10 facts about life expectancy in Finland.
- Finland led the World Happiness Report in 2018: The World Happiness Report ranks 156 countries on the happiness of their citizens based on collective surveys, and Finland has continually been in the top five, even taking the top spot in 2018.
- Finland has one of the lowest maternal mortality rates: This is one of Finland’s most notable successes and one that can be seen as a gauge to the health of the country and quality of life overall. Finland offers maternity packages to new mothers that include necessary supplements and even a bed for the child, along with free clinic visits and social services before and after the pregnancy.
- Sudden Infant Death Syndrome (SIDS), the unexplained death of a seemingly healthy baby during sleep, is extremely rare in Finland: There were only six deaths from SIDS in Finland in 2015. Part of the credit for this goes to interventions such as advising the avoidance of parents sleeping in the same bed as their baby and, as mentioned above, even providing baby’s first bed to enable this.

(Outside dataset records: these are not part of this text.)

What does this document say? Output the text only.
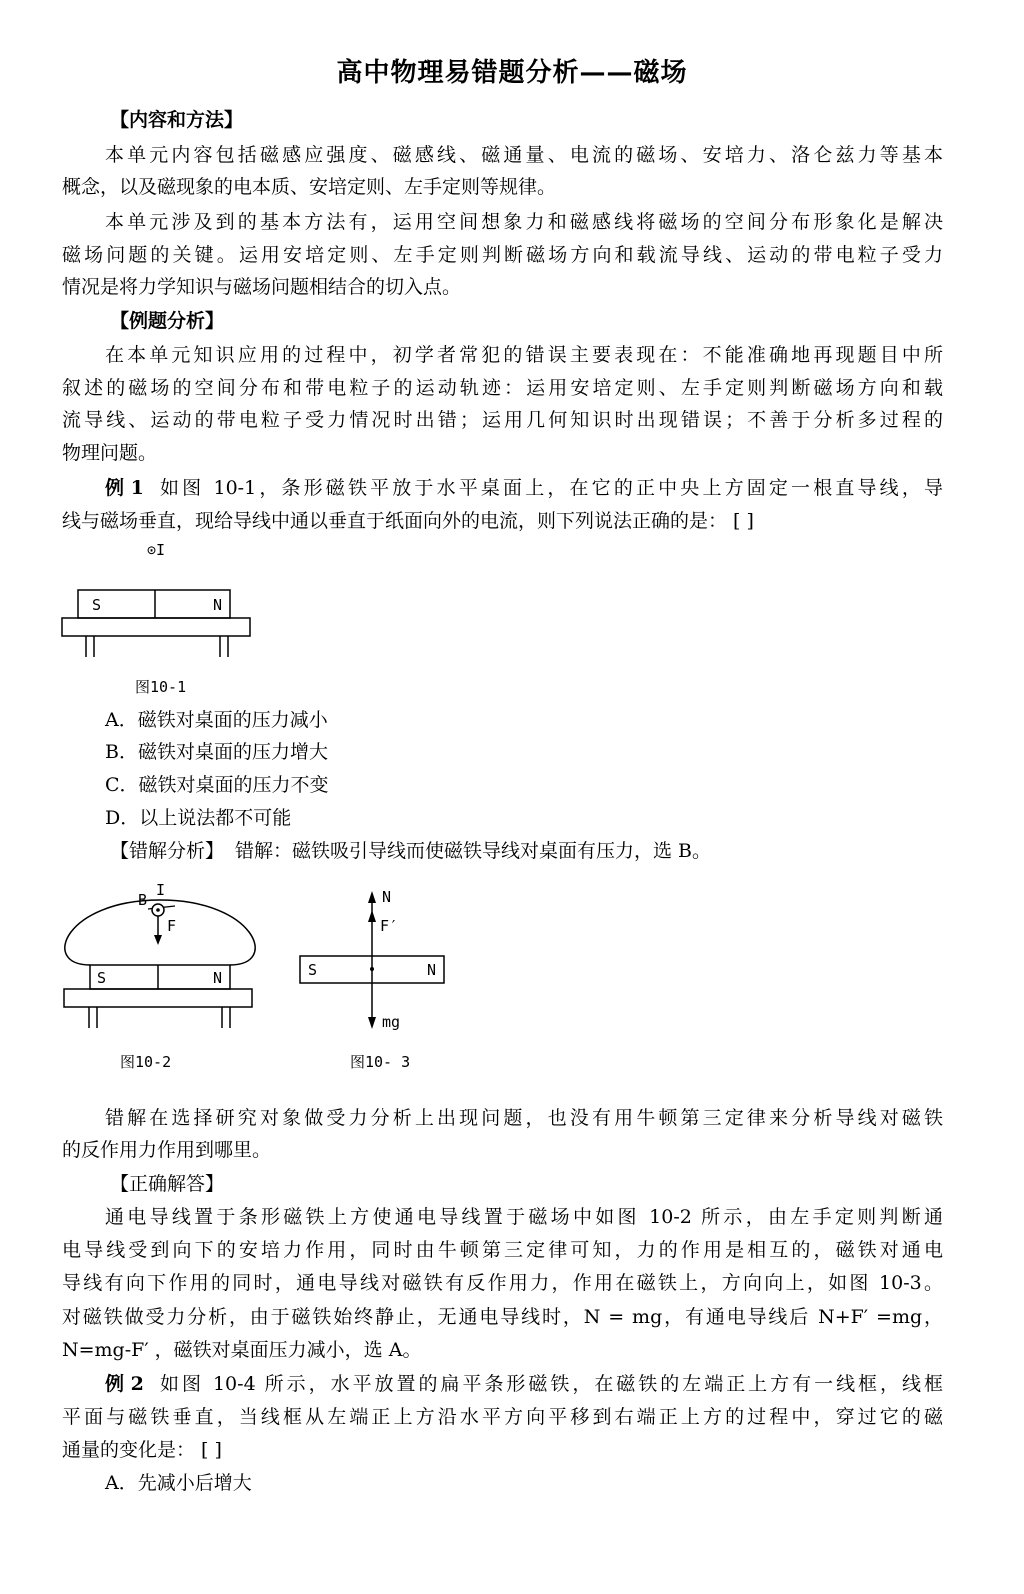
高中物理易错题分析——磁场
【内容和方法】
本单元内容包括磁感应强度、磁感线、磁通量、电流的磁场、安培力、洛仑兹力等基本
概念，以及磁现象的电本质、安培定则、左手定则等规律。
本单元涉及到的基本方法有，运用空间想象力和磁感线将磁场的空间分布形象化是解决
磁场问题的关键。运用安培定则、左手定则判断磁场方向和载流导线、运动的带电粒子受力
情况是将力学知识与磁场问题相结合的切入点。
【例题分析】
在本单元知识应用的过程中，初学者常犯的错误主要表现在：不能准确地再现题目中所
叙述的磁场的空间分布和带电粒子的运动轨迹：运用安培定则、左手定则判断磁场方向和载
流导线、运动的带电粒子受力情况时出错；运用几何知识时出现错误；不善于分析多过程的
物理问题。
例 1 如图 10-1，条形磁铁平放于水平桌面上，在它的正中央上方固定一根直导线，导
线与磁场垂直，现给导线中通以垂直于纸面向外的电流，则下列说法正确的是： [ ]
⊙I
S	N
图10-1
A．磁铁对桌面的压力减小
B．磁铁对桌面的压力增大
C．磁铁对桌面的压力不变
D．以上说法都不可能
【错解分析】 错解：磁铁吸引导线而使磁铁导线对桌面有压力，选 B。
B
I
F
S	N
图10-2
N
F′
S	N
mg
图10- 3
错解在选择研究对象做受力分析上出现问题，也没有用牛顿第三定律来分析导线对磁铁
的反作用力作用到哪里。
【正确解答】
通电导线置于条形磁铁上方使通电导线置于磁场中如图 10-2 所示，由左手定则判断通
电导线受到向下的安培力作用，同时由牛顿第三定律可知，力的作用是相互的，磁铁对通电
导线有向下作用的同时，通电导线对磁铁有反作用力，作用在磁铁上，方向向上，如图 10-3。
对磁铁做受力分析，由于磁铁始终静止，无通电导线时，N = mg，有通电导线后 N+F′ =mg，
N=mg-F′ ，磁铁对桌面压力减小，选 A。
例 2 如图 10-4 所示，水平放置的扁平条形磁铁，在磁铁的左端正上方有一线框，线框
平面与磁铁垂直，当线框从左端正上方沿水平方向平移到右端正上方的过程中，穿过它的磁
通量的变化是： [ ]
A．先减小后增大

- The Finnish government negotiates the cost of medicines: A list of ten facts about life expectancy in Finland would be remiss without mentioning its’ most well-known success story, its healthcare. To anyone in the U.S., this particular aspect of Finnish healthcare may seem almost unimaginable, but in Finland, large pharmaceutical companies do not have the same pull as they do in the U.S.
- The average life expectancy is 81.4: To put this in perspective; its’ neighbor Russia’s life expectancy is a full decade lower, at 71.5.
- Finland has experienced a major increase in life expectancy for men: While women’s life expectancy has also continued to increase in the country, men have made the greatest jump in recent years. In the past three decades, the life expectancy for men increased by eight years and for women, by five and a half.
- Children receive free school meals: This critical but often overlooked element of grade school education is a major and necessary benefit to ensure every student can put their focus on learning. Save the Children has ranked Finland as the third-best country for children.
- Finland has made progress in driving down cardiovascular diseases: While alcohol-related illness and obesity remain major challenges for the country, the number of heart disease-related deaths has gone down, due in no small part to a reduction in tobacco use. From 2000 to 2014, the number of adults who use tobacco in Finland went down by a full 8 percent. In addition to bans on public smoking and regulating sales, Finland hopes to completely ban tobacco by 2040.
- Finland has a lower housing cost than all of its’ neighboring countries: Though some of the more densely populated areas of the country (such as Helsinki) can be more expensive, the country as whole houses its citizens more cheaply, which in turn drives down the cost of healthcare and everything else.
- Finland has the lowest wage inequality in the EU: Wage inequality is a detriment to workers in any place it exists. Workers in the highest financial bracket in Finland earn 2.7 times more than those in the lowest. Take Estonia for perspective on this, where the highest earners make more than five times those in the lowest bracket.